Part of God's plan was to form humanity by establishing a special relationship with certain human beings, making covenants with them. He made a covenant with Noah that He would never again flood the entire earth and would no longer make war on humanity. He made a covenant with Abraham that He would bring forth from Abraham a holy people, a people set apart as God's own. He made a covenant with Moses to let Israel flourish in the land He would give them if they obeyed his commandments and laws. He made a covenant with David that David's descendants would rule Israel as a shepherd tends his sheep and always enjoy God's favor. And after the time of David, through the fall of the kingdoms of Israel and Judah, through the captivity of the people in Babylon, through their return to their land, the prophets, from Amos to Isaiah to Jeremiah to Malachi, continually proclaimed God's promises of His covenant, assuring the people that they would one day be fulfilled.

Let's put the contents of these covenants together: God promises to have peace with humanity; God promises to make a holy people; God promises that the people will flourish if they obey Him; God promises that the Son of David will lead this people.

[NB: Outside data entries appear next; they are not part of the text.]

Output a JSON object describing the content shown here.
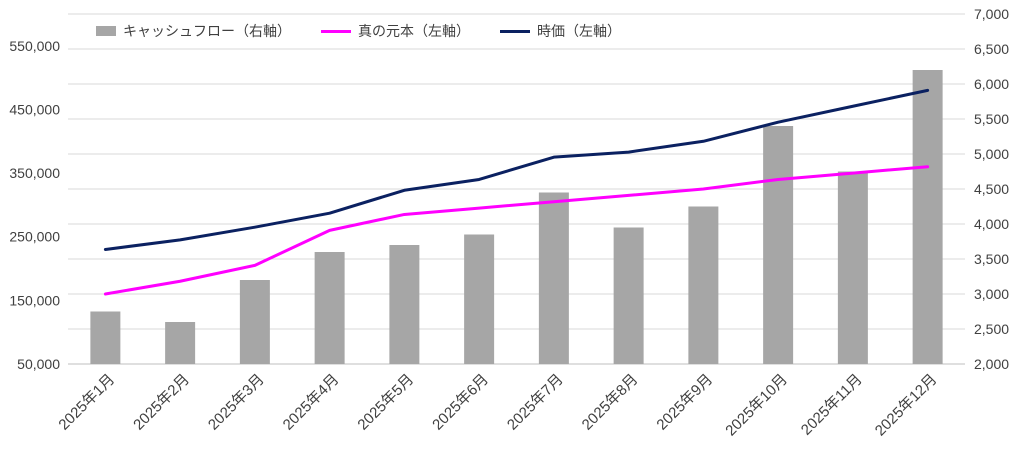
{
  "chart_data": {
    "type": "combo",
    "title": "",
    "categories": [
      "2025年1月",
      "2025年2月",
      "2025年3月",
      "2025年4月",
      "2025年5月",
      "2025年6月",
      "2025年7月",
      "2025年8月",
      "2025年9月",
      "2025年10月",
      "2025年11月",
      "2025年12月"
    ],
    "series": [
      {
        "name": "キャッシュフロー（右軸）",
        "type": "bar",
        "axis": "right",
        "color": "#a6a6a6",
        "values": [
          2750,
          2600,
          3200,
          3600,
          3700,
          3850,
          4450,
          3950,
          4250,
          5400,
          4750,
          6200
        ]
      },
      {
        "name": "真の元本（左軸）",
        "type": "line",
        "axis": "left",
        "color": "#ff00ff",
        "values": [
          160000,
          180000,
          205000,
          260000,
          285000,
          295000,
          305000,
          315000,
          325000,
          340000,
          350000,
          360000
        ]
      },
      {
        "name": "時価（左軸）",
        "type": "line",
        "axis": "left",
        "color": "#0b2161",
        "values": [
          230000,
          245000,
          265000,
          287000,
          323000,
          340000,
          375000,
          383000,
          400000,
          430000,
          455000,
          480000
        ]
      }
    ],
    "left_axis": {
      "min": 50000,
      "max": 600000,
      "tick_values": [
        550000,
        450000,
        350000,
        250000,
        150000,
        50000
      ],
      "tick_labels": [
        "550,000",
        "450,000",
        "350,000",
        "250,000",
        "150,000",
        "50,000"
      ]
    },
    "right_axis": {
      "min": 2000,
      "max": 7000,
      "tick_values": [
        7000,
        6500,
        6000,
        5500,
        5000,
        4500,
        4000,
        3500,
        3000,
        2500,
        2000
      ],
      "tick_labels": [
        "7,000",
        "6,500",
        "6,000",
        "5,500",
        "5,000",
        "4,500",
        "4,000",
        "3,500",
        "3,000",
        "2,500",
        "2,000"
      ]
    },
    "legend_position": "top",
    "grid": true,
    "gridline_color": "#d9d9d9",
    "axis_line_color": "#bfbfbf",
    "label_color": "#404040"
  }
}
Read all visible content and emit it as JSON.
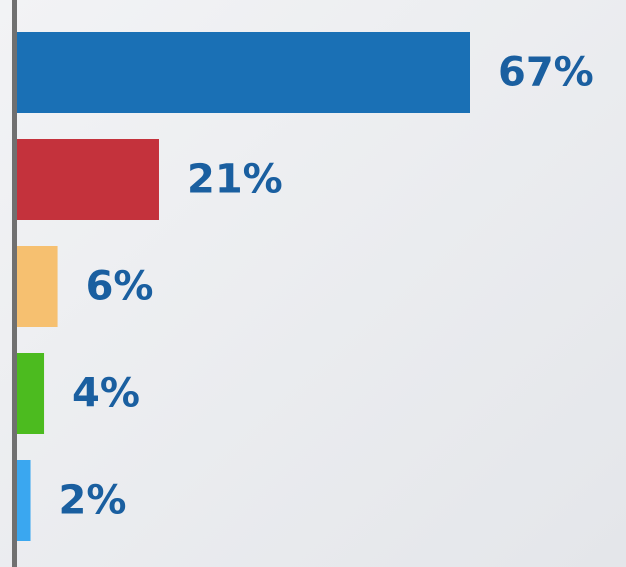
{
  "chart_data": {
    "type": "bar",
    "orientation": "horizontal",
    "values": [
      67,
      21,
      6,
      4,
      2
    ],
    "value_labels": [
      "67%",
      "21%",
      "6%",
      "4%",
      "2%"
    ],
    "colors": [
      "#1a70b5",
      "#c4323c",
      "#f6c070",
      "#4cbb1f",
      "#3aa7f0"
    ]
  }
}
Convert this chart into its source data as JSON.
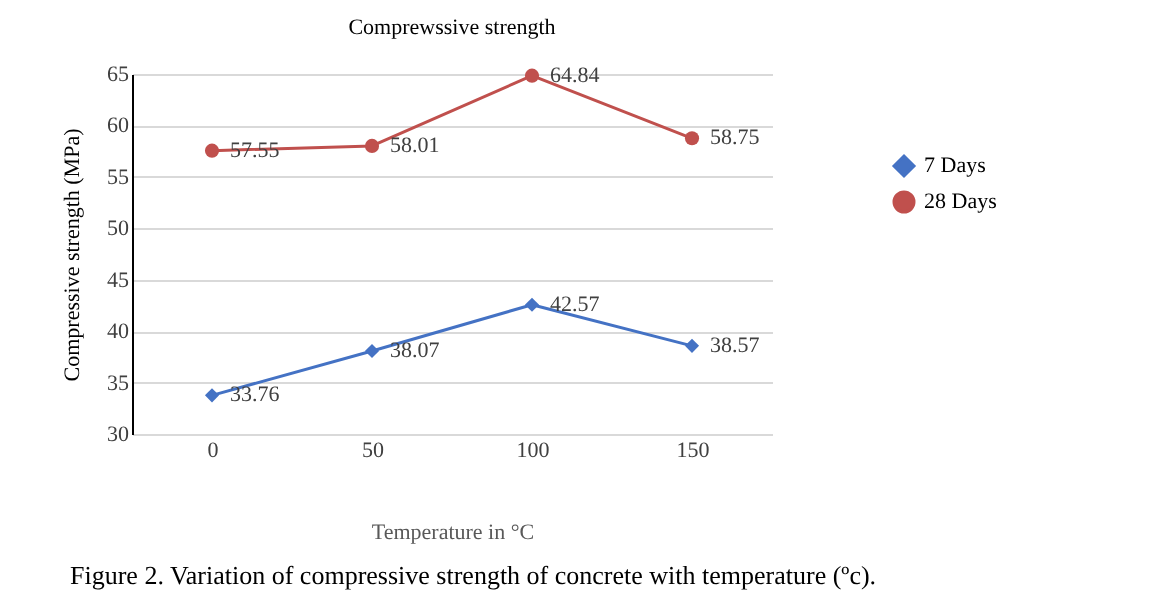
{
  "chart_data": {
    "type": "line",
    "title": "Comprewssive strength",
    "xlabel": "Temperature in °C",
    "ylabel": "Compressive strength (MPa)",
    "categories": [
      "0",
      "50",
      "100",
      "150"
    ],
    "series": [
      {
        "name": "7 Days",
        "color": "#4472c4",
        "marker": "diamond",
        "values": [
          33.76,
          38.07,
          42.57,
          38.57
        ]
      },
      {
        "name": "28 Days",
        "color": "#c0504d",
        "marker": "circle",
        "values": [
          57.55,
          58.01,
          64.84,
          58.75
        ]
      }
    ],
    "ylim": [
      30,
      65
    ],
    "yticks": [
      30,
      35,
      40,
      45,
      50,
      55,
      60,
      65
    ],
    "grid": "y",
    "legend": "right",
    "data_labels": true,
    "annotations": [
      "Figure 2. Variation of compressive strength of concrete with temperature (ºc)."
    ]
  }
}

God fulfilled all of these covenants perfectly when He Himself came to fulfill them. God took flesh and became man in the person of Jesus Christ, and through his life, death, and resurrection, brought peace between God and humanity, made a holy people of those who believe in him (his Church), gave them the sacraments to give them spiritual nourishment and new life, and became the Good Shepherd who leads his flock.

After Christ's ascension, the apostles spread the Good News of this new and everlasting covenant between God and all humanity, as Christ had sent them to do, traveling to all corners of the known world and building up the Church. (Tradition has various apostles going everywhere from India to Spain to Ethiopia.) The apostles then appointed those who would succeed them in guiding the Church in holiness and teaching the true faith, and those ones in turn appointed successors, so that, two thousand years later, via a sort of apostolic chain of custody, we still profess with the faith of the apostles, and are taught, governed, and sanctified through the work of the apostolic ministry (bishops, priests, deacons).

God keeps His promises.


  1. What is the difference between salvation and redemption?

  2. If I understand it correctly.... By Christ's death and resurrection, all of humanity was redeemed: our sins were forgiven and the path to right relationship with God was re-opened. But we still can choose to cooperate with God's grace and accept that gift of redemption or not; if we do, and persevere until the end of our lives, we will have been saved. So, redemption refers to what was done for all of humanity; salvation refers to what is done for each of us individually, when that redemption is applied to us.